Louise Hunt, the senior coroner for Birmingham and Solihull, gave the ruling in connection with the twin 1974 blasts, after already holding several review hearings.
According to the BBC, she said: "There is a wealth of evidence that still has not been heard - I have decided the inquest should resume."
She said that she had received information which suggested that authorities had been tipped off about the incident, when two men were overheard saying the city would be bombed “next week”.
The information was “filed away” and no action taken by police, Hunt said, describing it as a “missed opportunity”.
She added: "I have serious concerns that advanced notice of the bombs may have been available to the police and that they failed to take the necessary steps to protect life."
Julie Hambleton, whose sister Maxine was among the 21 victims of the Birmingham pub bombings, welcomed the decision to hold new inquests, saying it was "way beyond our expectations" as she urged the Government to ensure victims' families were given Legal Aid funding.
The bombings, which injured 182 people, are widely accepted to have been the work of the Provisional IRA, with the terrorist group’s former intelligence director, Kieran Conway, recently describing the attacks as “an absolute disaster”.

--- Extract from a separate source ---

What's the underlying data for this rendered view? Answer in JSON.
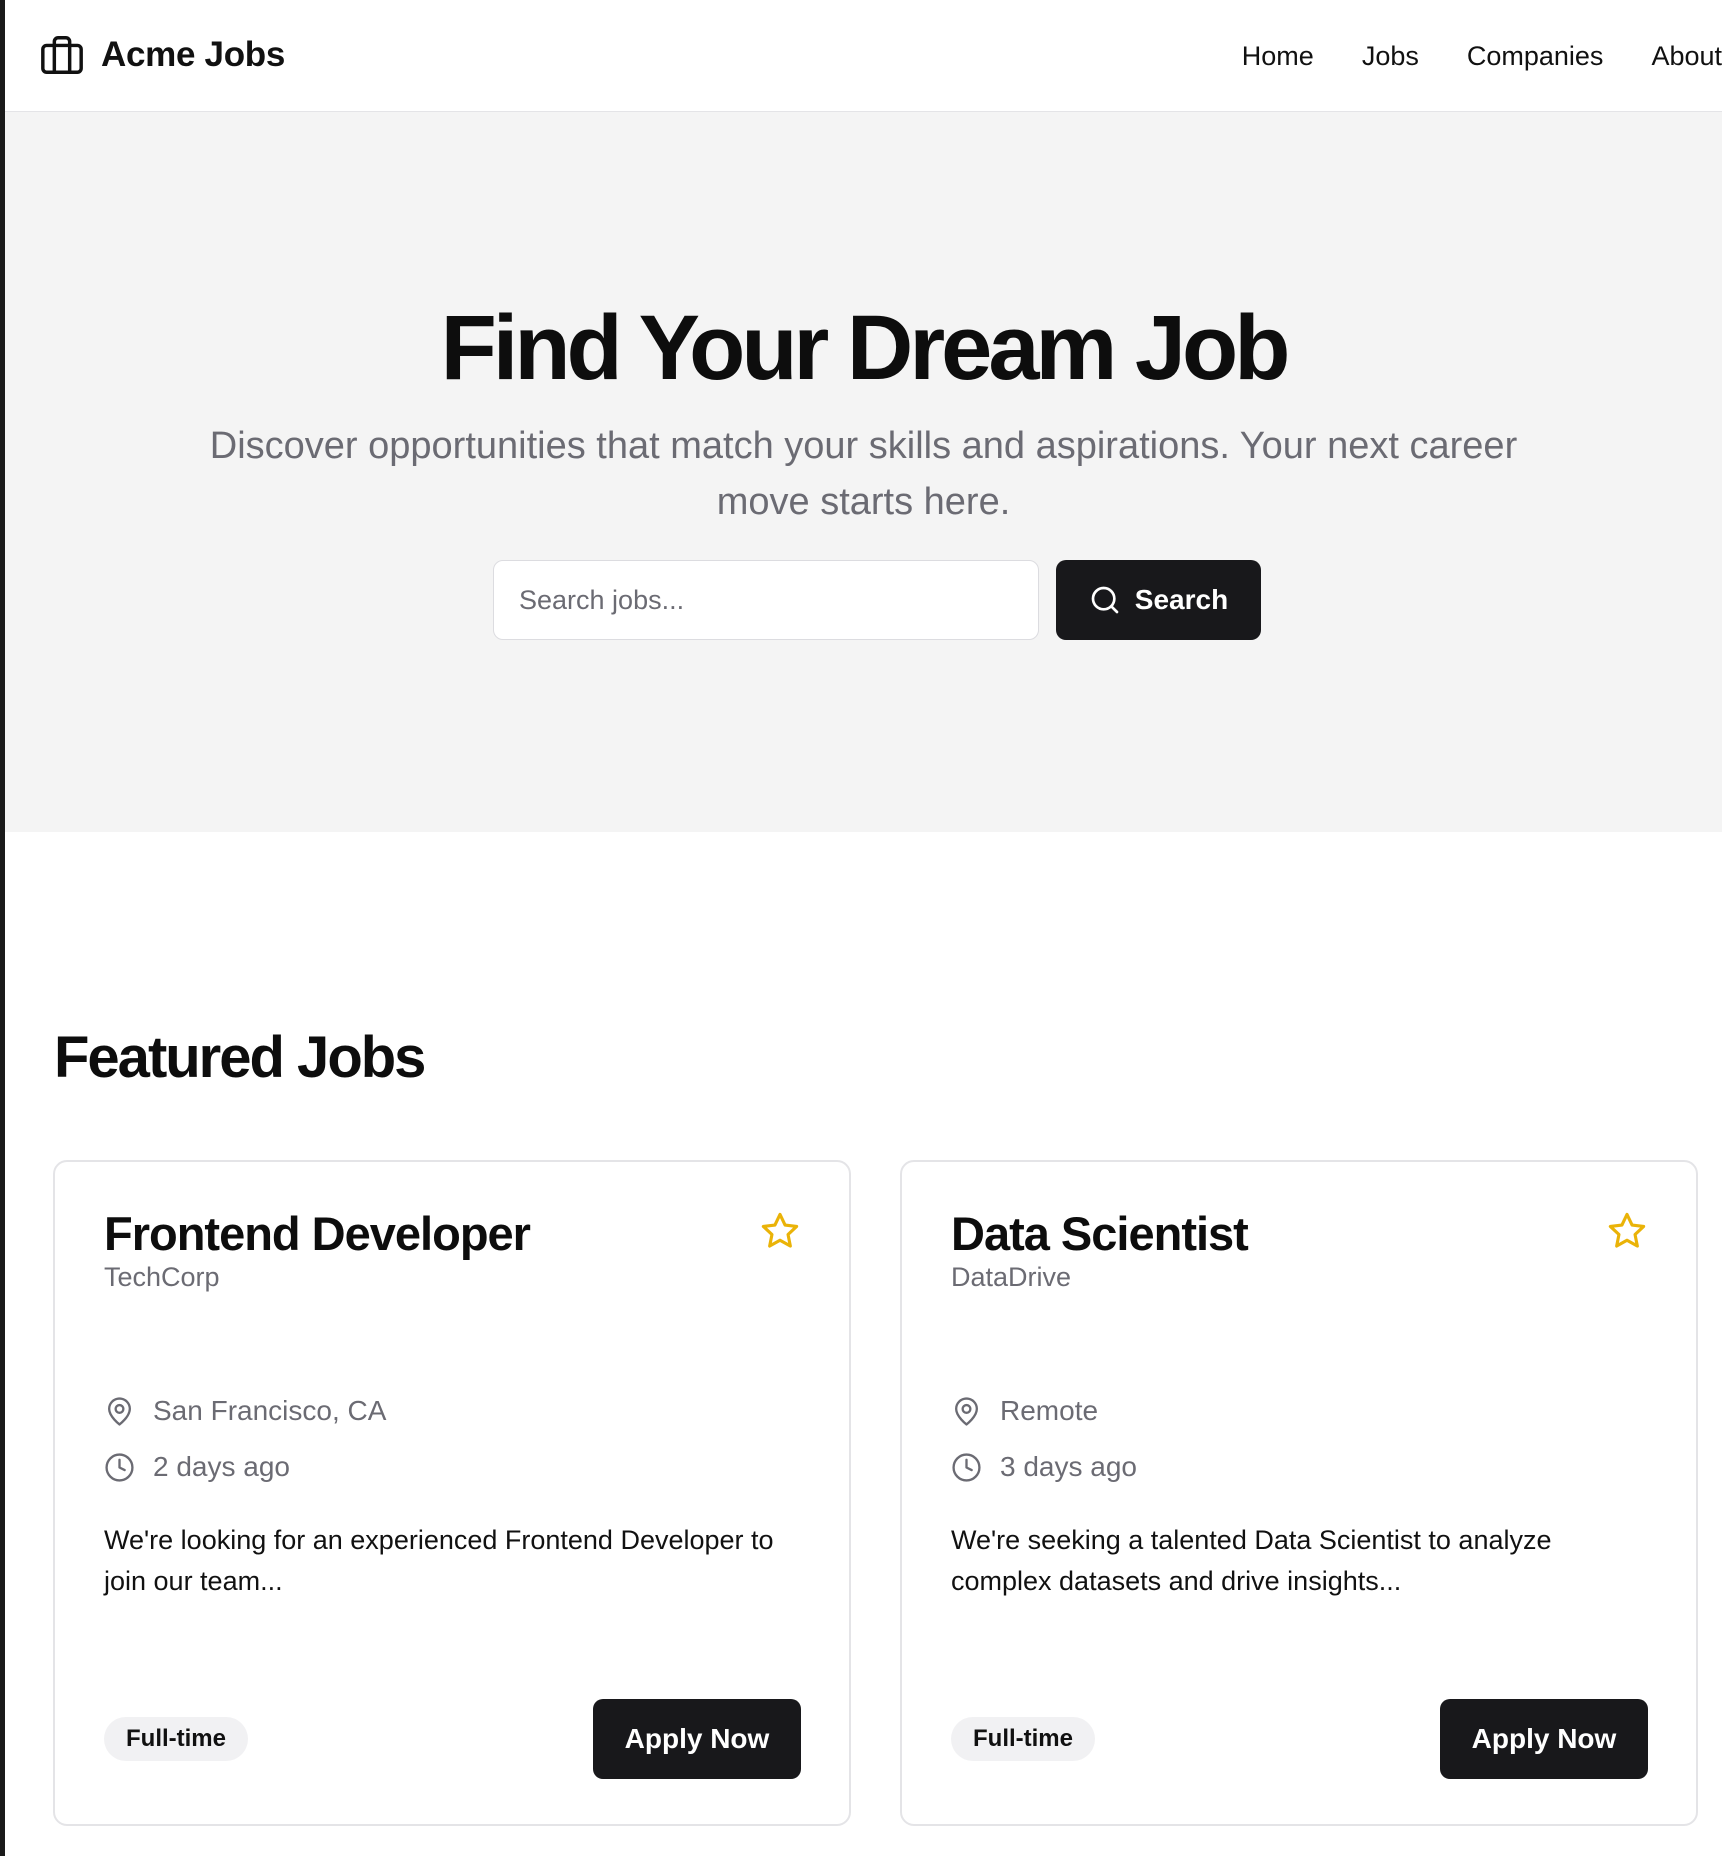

In the space of ten minutes, two bombs went off - one near the Mulberry Bush pub and another shortly after in the Tavern in the Town.
A third bomb found in a bag in Hagley Road in Edgbaston, Birmingham, only partially detonated and its remains were later lost by West Midlands Police, according to the Press Association.
It was the worst terrorist attack on the British mainland until the 7 July bombings in 2005.
A botched investigation by the force led to the Birmingham Six being wrongly jailed for the crime.
However, the men were freed in 1991 after their convictions were ruled unsafe by the Court of Appeal.
Speaking outside the court, one of the six wrongly convicted, Paddy Hill, said: "They (police) don't want them [the inquests] because there's too many skeletons in the cupboard.
"They had advanced warning and they took no notice."